Ten minutes from Robb Elementary School, the owners of a local monument company were steeling themselves on Friday for the upcoming onslaught of headstone requests.
Shirley Welch, who owns Laguna Monument Company with her husband, Billy, told The Independent that the company would be providing stones for free to the grieving families of 21 victims killed in Tuesday’s school shooting in Uvalde, Texas.
“It’s extremely difficult,” Ms Welch, her voice full of emotion, said less than 72 hours after the tragic massacre of 19 children and two teachers. “This morning has been a little bit harder. I have not met with the families yet.
“I have sold several children’s headstones in the past, and we sit here and cry together. It’s extremely painful.”
The company had received a large donation from the city, she said, to help with the stones and supplier payments.
While some families arrive soon after deaths to order headstones, she said, she felt it would take the children’s parents some time to make up their minds and gather the strength to choose the stones.

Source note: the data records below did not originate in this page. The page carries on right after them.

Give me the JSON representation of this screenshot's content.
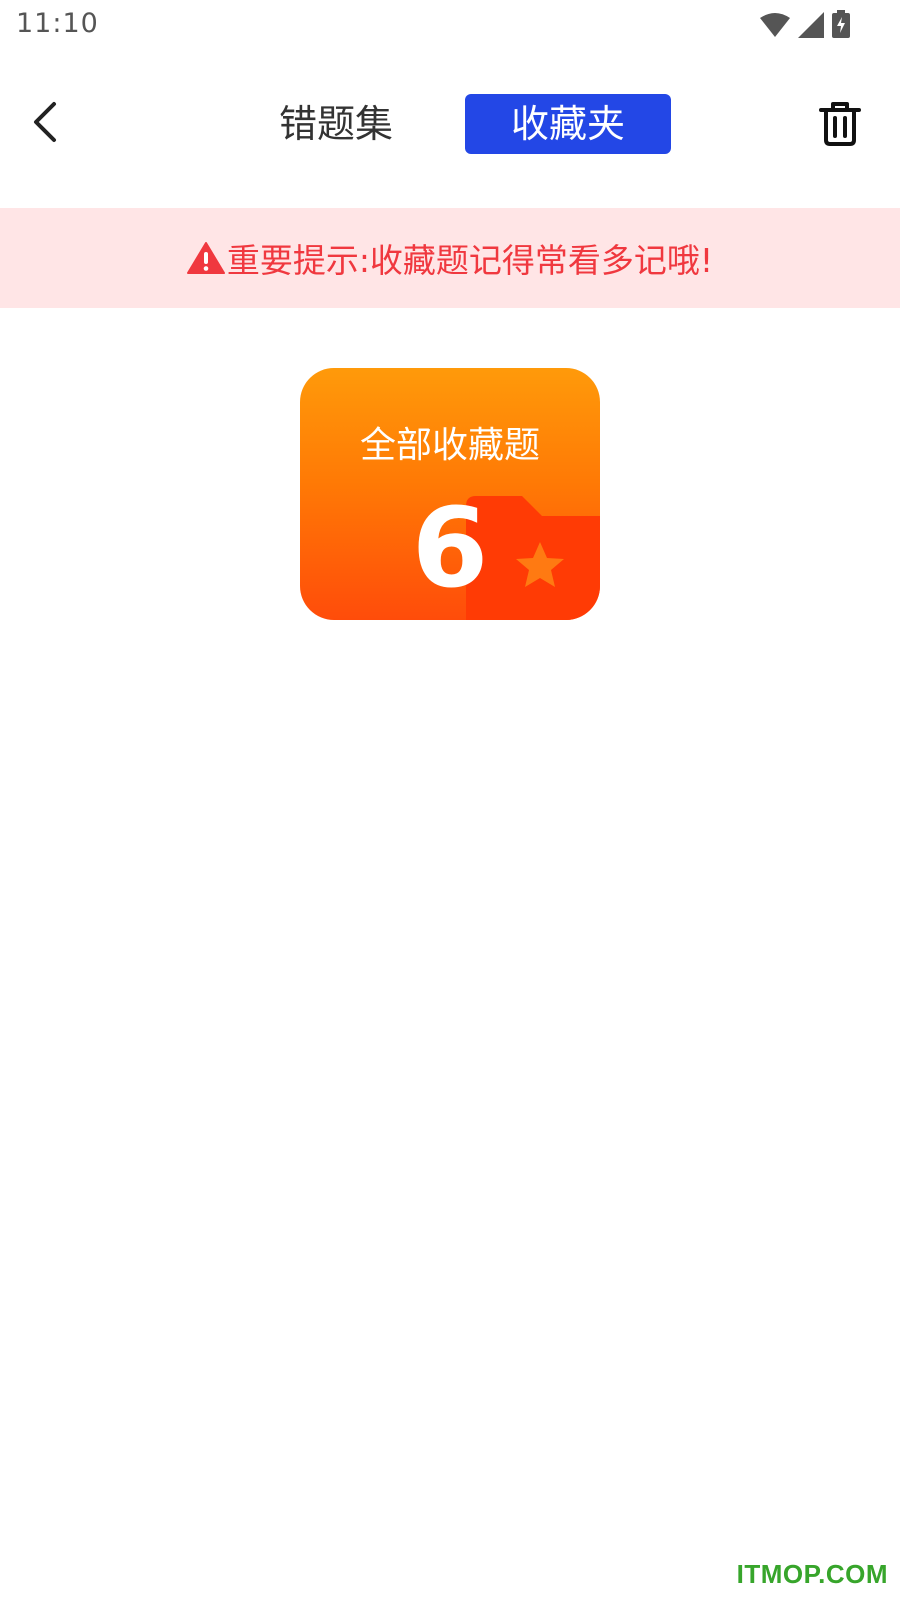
{
  "status_bar": {
    "time": "11:10",
    "icons": [
      "wifi-icon",
      "signal-icon",
      "battery-charging-icon"
    ]
  },
  "nav": {
    "back_icon": "chevron-left-icon",
    "tabs": [
      {
        "label": "错题集",
        "active": false
      },
      {
        "label": "收藏夹",
        "active": true
      }
    ],
    "trash_icon": "trash-icon"
  },
  "notice": {
    "icon": "warning-icon",
    "text": "重要提示:收藏题记得常看多记哦!"
  },
  "card": {
    "title": "全部收藏题",
    "count": "6",
    "icon": "star-folder-icon"
  },
  "watermark": "ITMOP.COM",
  "colors": {
    "tab_active": "#2347e6",
    "notice_bg": "#ffe5e6",
    "notice_text": "#f0383f",
    "card_top": "#ff9a0a",
    "card_bottom": "#ff4c0a",
    "watermark": "#37a52b"
  }
}
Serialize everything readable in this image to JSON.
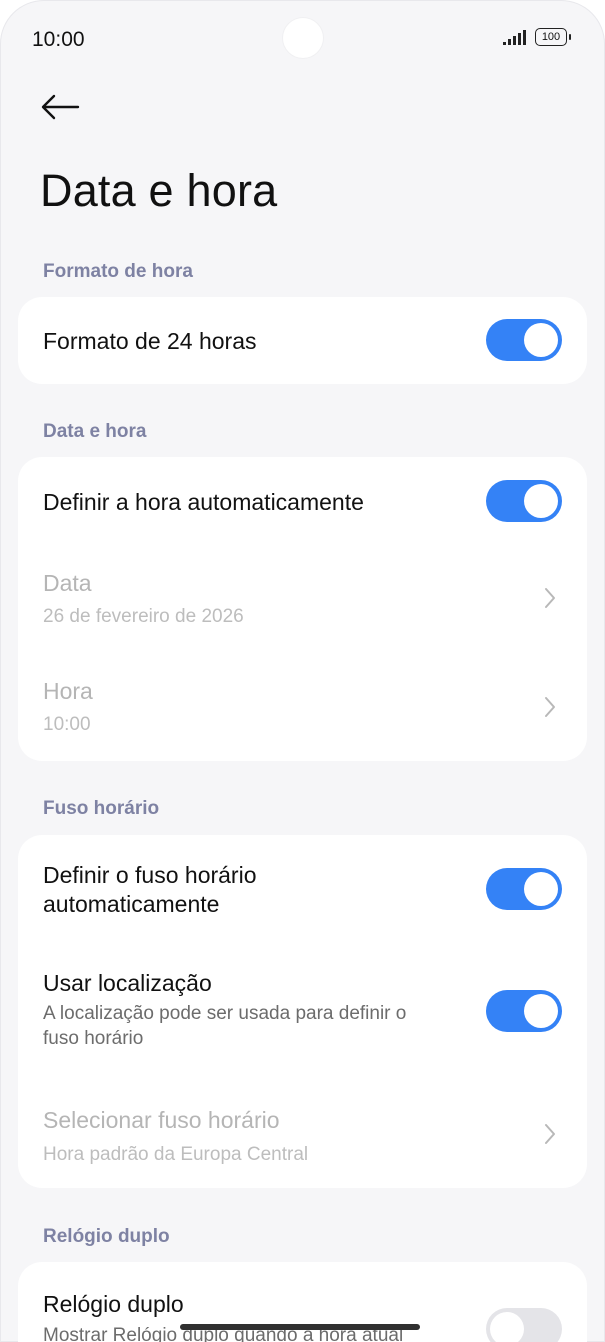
{
  "status": {
    "time": "10:00",
    "battery": "100",
    "signal": "signal-icon"
  },
  "header": {
    "title": "Data e hora",
    "back": "back-arrow-icon"
  },
  "sections": {
    "format": {
      "label": "Formato de hora",
      "h24": {
        "title": "Formato de 24 horas",
        "on": true
      }
    },
    "datetime": {
      "label": "Data e hora",
      "auto": {
        "title": "Definir a hora automaticamente",
        "on": true
      },
      "date": {
        "title": "Data",
        "value": "26 de fevereiro de 2026"
      },
      "time": {
        "title": "Hora",
        "value": "10:00"
      }
    },
    "timezone": {
      "label": "Fuso horário",
      "auto_line1": "Definir o fuso horário",
      "auto_line2": "automaticamente",
      "auto_on": true,
      "location": {
        "title": "Usar localização",
        "desc_line1": "A localização pode ser usada para definir o",
        "desc_line2": "fuso horário",
        "on": true
      },
      "select": {
        "title": "Selecionar fuso horário",
        "value": "Hora padrão da Europa Central"
      }
    },
    "dual": {
      "label": "Relógio duplo",
      "title": "Relógio duplo",
      "desc": "Mostrar Relógio duplo quando a hora atual",
      "on": false
    }
  },
  "colors": {
    "accent": "#3482f6",
    "section_label": "#7e82a3",
    "background": "#f6f6f8"
  }
}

“I feel sure that the families – because this is such a tragedy – I feel like it’s going to take a little bit of time for them to come to terms with it,” she said. “And because the stone is so final, we really don’t want them coming in so soon that they don’t know what they want because I don’t want them to have regrets later.”
In addition, she said, plans were already underway for a memorial monument in Uvalde. She and her husband were heading to the bank Friday to set up the Laguna Monument Memorial Fund.
“Once things settle down, we want to be able to put some type of big memorial somewhere in town for these children,” she said.
As the town struggles to pick up the pieces from the horrifying attack, law enforcement is facing mounting questions over why it took so long to take down the shooter, Salvador Ramos.